Texas, Nevada drop out of state AG group suing to block Sprint, T-Mobile merger

WASHINGTON (Reuters) - Texas' attorney general settled with T-Mobile Inc TMUS.O and Sprint Corp S.N and will drop his opposition to the $26.5 billion merger, leaving just Democratic attorneys general fighting the proposed combination.

FILE PHOTO: A smartphones with Sprint logo are seen in front of a screen projection of T-mobile logo, in this picture illustration taken April 30, 2018. REUTERS/Dado Ruvic/Illustration

Texas Attorney General Ken Paxton had been the only Republican among the state attorneys general who had argued that the deal to combine the No. 3 and No. 4 wireless carriers would lead to higher prices and filed a lawsuit to stop it.

Also on Monday, Nevada said it would withdraw from the lawsuit in exchange for early deployment of the next generation of wireless in the state, creation of 450 jobs for six years and a $30 million donation to be distributed by Nevada Attorney General Aaron Ford and aimed at helping women and minorities, Ford’s office said.

Shares of Sprint rose 3.6 percent after the news. T-Mobile shares edged lower.

Without Texas and Nevada, 13 Democratic state attorneys general and the District of Columbia will take up the case. But Erik Gordon, who teaches at the University of Michigan Ross School of Business, said the remaining states were “formidable.”
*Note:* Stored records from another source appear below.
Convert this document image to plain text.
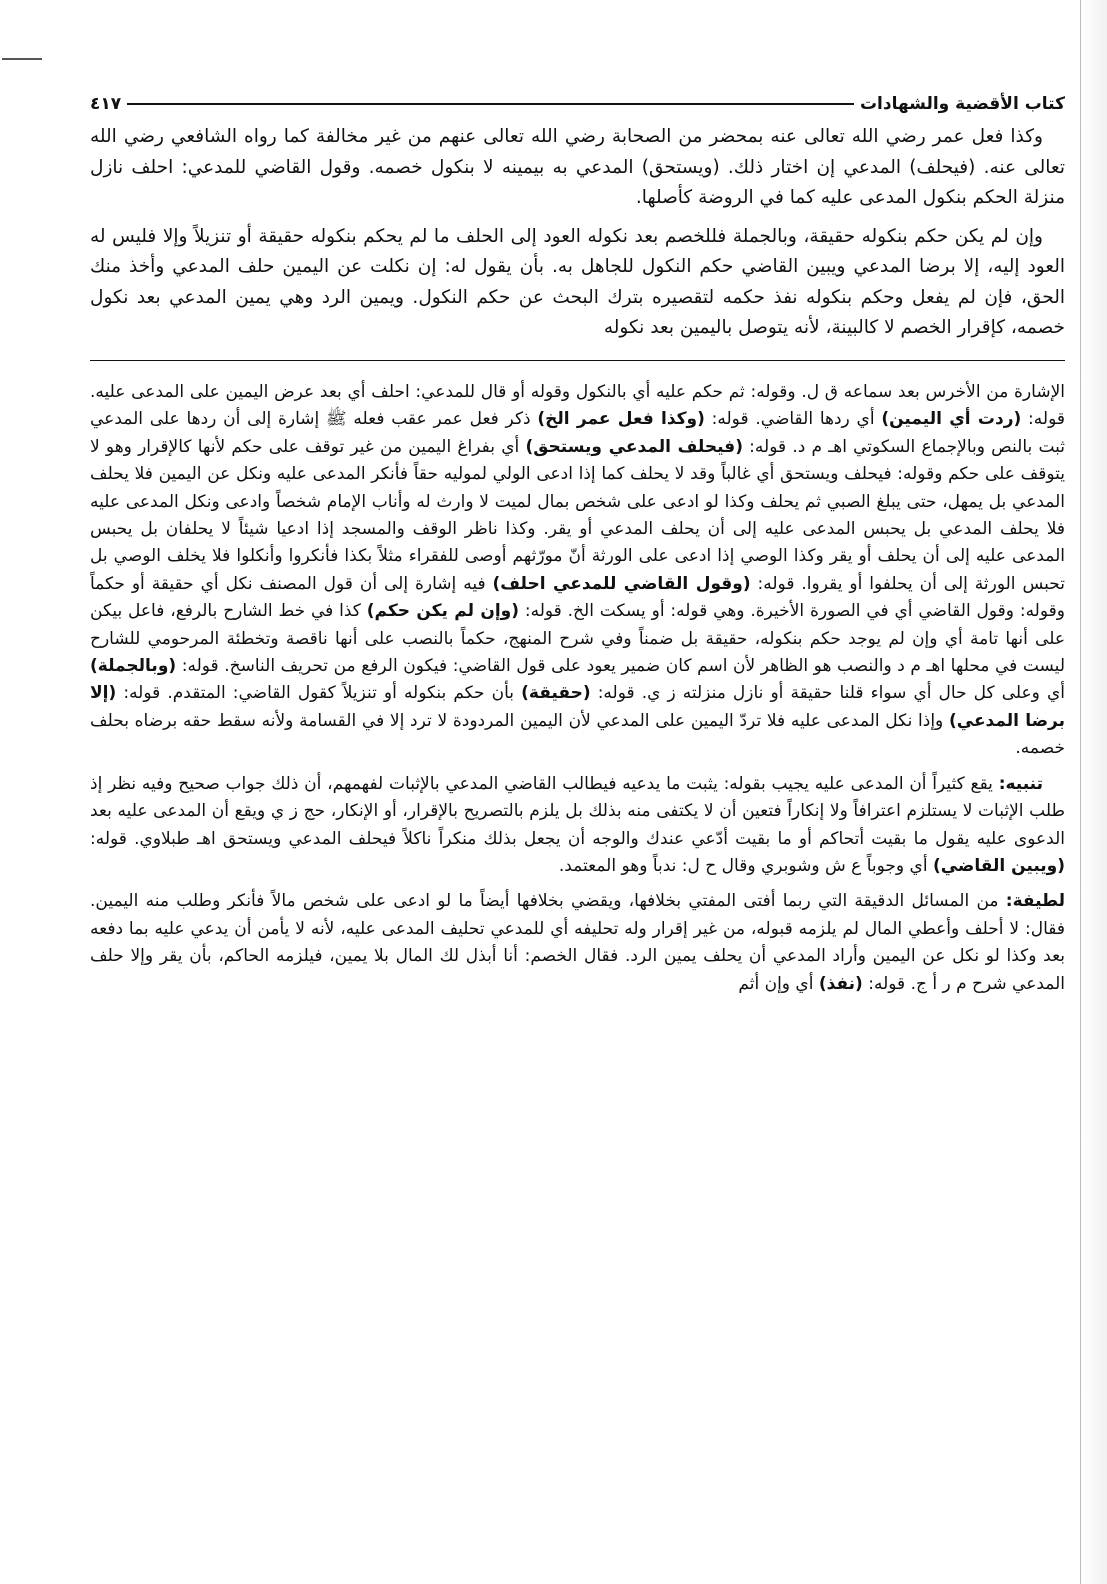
كتاب الأقضية والشهادات
٤١٧

وكذا فعل عمر رضي الله تعالى عنه بمحضر من الصحابة رضي الله تعالى عنهم من غير مخالفة كما رواه الشافعي رضي الله تعالى عنه. (فيحلف) المدعي إن اختار ذلك. (ويستحق) المدعي به بيمينه لا بنكول خصمه. وقول القاضي للمدعي: احلف نازل منزلة الحكم بنكول المدعى عليه كما في الروضة كأصلها.

وإن لم يكن حكم بنكوله حقيقة، وبالجملة فللخصم بعد نكوله العود إلى الحلف ما لم يحكم بنكوله حقيقة أو تنزيلاً وإلا فليس له العود إليه، إلا برضا المدعي ويبين القاضي حكم النكول للجاهل به. بأن يقول له: إن نكلت عن اليمين حلف المدعي وأخذ منك الحق، فإن لم يفعل وحكم بنكوله نفذ حكمه لتقصيره بترك البحث عن حكم النكول. ويمين الرد وهي يمين المدعي بعد نكول خصمه، كإقرار الخصم لا كالبينة، لأنه يتوصل باليمين بعد نكوله

الإشارة من الأخرس بعد سماعه ق ل. وقوله: ثم حكم عليه أي بالنكول وقوله أو قال للمدعي: احلف أي بعد عرض اليمين على المدعى عليه. قوله: (ردت أي اليمين) أي ردها القاضي. قوله: (وكذا فعل عمر الخ) ذكر فعل عمر عقب فعله ﷺ إشارة إلى أن ردها على المدعي ثبت بالنص وبالإجماع السكوتي اهـ م د. قوله: (فيحلف المدعي ويستحق) أي بفراغ اليمين من غير توقف على حكم لأنها كالإقرار وهو لا يتوقف على حكم وقوله: فيحلف ويستحق أي غالباً وقد لا يحلف كما إذا ادعى الولي لموليه حقاً فأنكر المدعى عليه ونكل عن اليمين فلا يحلف المدعي بل يمهل، حتى يبلغ الصبي ثم يحلف وكذا لو ادعى على شخص بمال لميت لا وارث له وأناب الإمام شخصاً وادعى ونكل المدعى عليه فلا يحلف المدعي بل يحبس المدعى عليه إلى أن يحلف المدعي أو يقر. وكذا ناظر الوقف والمسجد إذا ادعيا شيئاً لا يحلفان بل يحبس المدعى عليه إلى أن يحلف أو يقر وكذا الوصي إذا ادعى على الورثة أنّ مورّثهم أوصى للفقراء مثلاً بكذا فأنكروا وأنكلوا فلا يخلف الوصي بل تحبس الورثة إلى أن يحلفوا أو يقروا. قوله: (وقول القاضي للمدعي احلف) فيه إشارة إلى أن قول المصنف نكل أي حقيقة أو حكماً وقوله: وقول القاضي أي في الصورة الأخيرة. وهي قوله: أو يسكت الخ. قوله: (وإن لم يكن حكم) كذا في خط الشارح بالرفع، فاعل بيكن على أنها تامة أي وإن لم يوجد حكم بنكوله، حقيقة بل ضمناً وفي شرح المنهج، حكماً بالنصب على أنها ناقصة وتخطئة المرحومي للشارح ليست في محلها اهـ م د والنصب هو الظاهر لأن اسم كان ضمير يعود على قول القاضي: فيكون الرفع من تحريف الناسخ. قوله: (وبالجملة) أي وعلى كل حال أي سواء قلنا حقيقة أو نازل منزلته ز ي. قوله: (حقيقة) بأن حكم بنكوله أو تنزيلاً كقول القاضي: المتقدم. قوله: (إلا برضا المدعي) وإذا نكل المدعى عليه فلا تردّ اليمين على المدعي لأن اليمين المردودة لا ترد إلا في القسامة ولأنه سقط حقه برضاه بحلف خصمه.

تنبيه: يقع كثيراً أن المدعى عليه يجيب بقوله: يثبت ما يدعيه فيطالب القاضي المدعي بالإثبات لفهمهم، أن ذلك جواب صحيح وفيه نظر إذ طلب الإثبات لا يستلزم اعترافاً ولا إنكاراً فتعين أن لا يكتفى منه بذلك بل يلزم بالتصريح بالإقرار، أو الإنكار، حج ز ي ويقع أن المدعى عليه بعد الدعوى عليه يقول ما بقيت أتحاكم أو ما بقيت أدّعي عندك والوجه أن يجعل بذلك منكراً ناكلاً فيحلف المدعي ويستحق اهـ طبلاوي. قوله: (ويبين القاضي) أي وجوباً ع ش وشوبري وقال ح ل: ندباً وهو المعتمد.

لطيفة: من المسائل الدقيقة التي ربما أفتى المفتي بخلافها، ويقضي بخلافها أيضاً ما لو ادعى على شخص مالاً فأنكر وطلب منه اليمين. فقال: لا أحلف وأعطي المال لم يلزمه قبوله، من غير إقرار وله تحليفه أي للمدعي تحليف المدعى عليه، لأنه لا يأمن أن يدعي عليه بما دفعه بعد وكذا لو نكل عن اليمين وأراد المدعي أن يحلف يمين الرد. فقال الخصم: أنا أبذل لك المال بلا يمين، فيلزمه الحاكم، بأن يقر وإلا حلف المدعي شرح م ر أ ج. قوله: (نفذ) أي وإن أثم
“If all that was left was Rhode Island and Wyoming, they’d be giggling at T-Mobile. Nobody underestimates New York and California,” he said.

A trial is set to begin on Dec. 9 in Manhattan federal court.

In a statement issued on Monday, Paxton’s office said the agreement precludes the companies from raising prices for Texans for five years and commits the merged company to 5G network throughout Texas, including rural areas, during the next six years.

New York Attorney General Letitia James, who co-leads the lawsuit with California, said the deals that Texas and Nevada struck do not resolve antitrust concern about the proposed deal.

“The mega merger of T-Mobile and Sprint will reduce competition in the mobile marketplace,” she said in a statement. “There is no doubt that this merger remains bad for consumers, bad for workers, and bad for innovation, which is why we remain committed to litigating this matter.”

An adviser to California Attorney General Xavier Becerra said that the “coalition of states remains strong.”

The U.S. Justice Department and the Federal Communications Commission signed off on the merger after the companies agreed to divest Sprint's prepaid businesses, including Boost Mobile, to satellite television company Dish Network Corp DISH.O, and provide it with access to 20,000 cell sites and hundreds of retail locations. That deal is worth about $5 billion.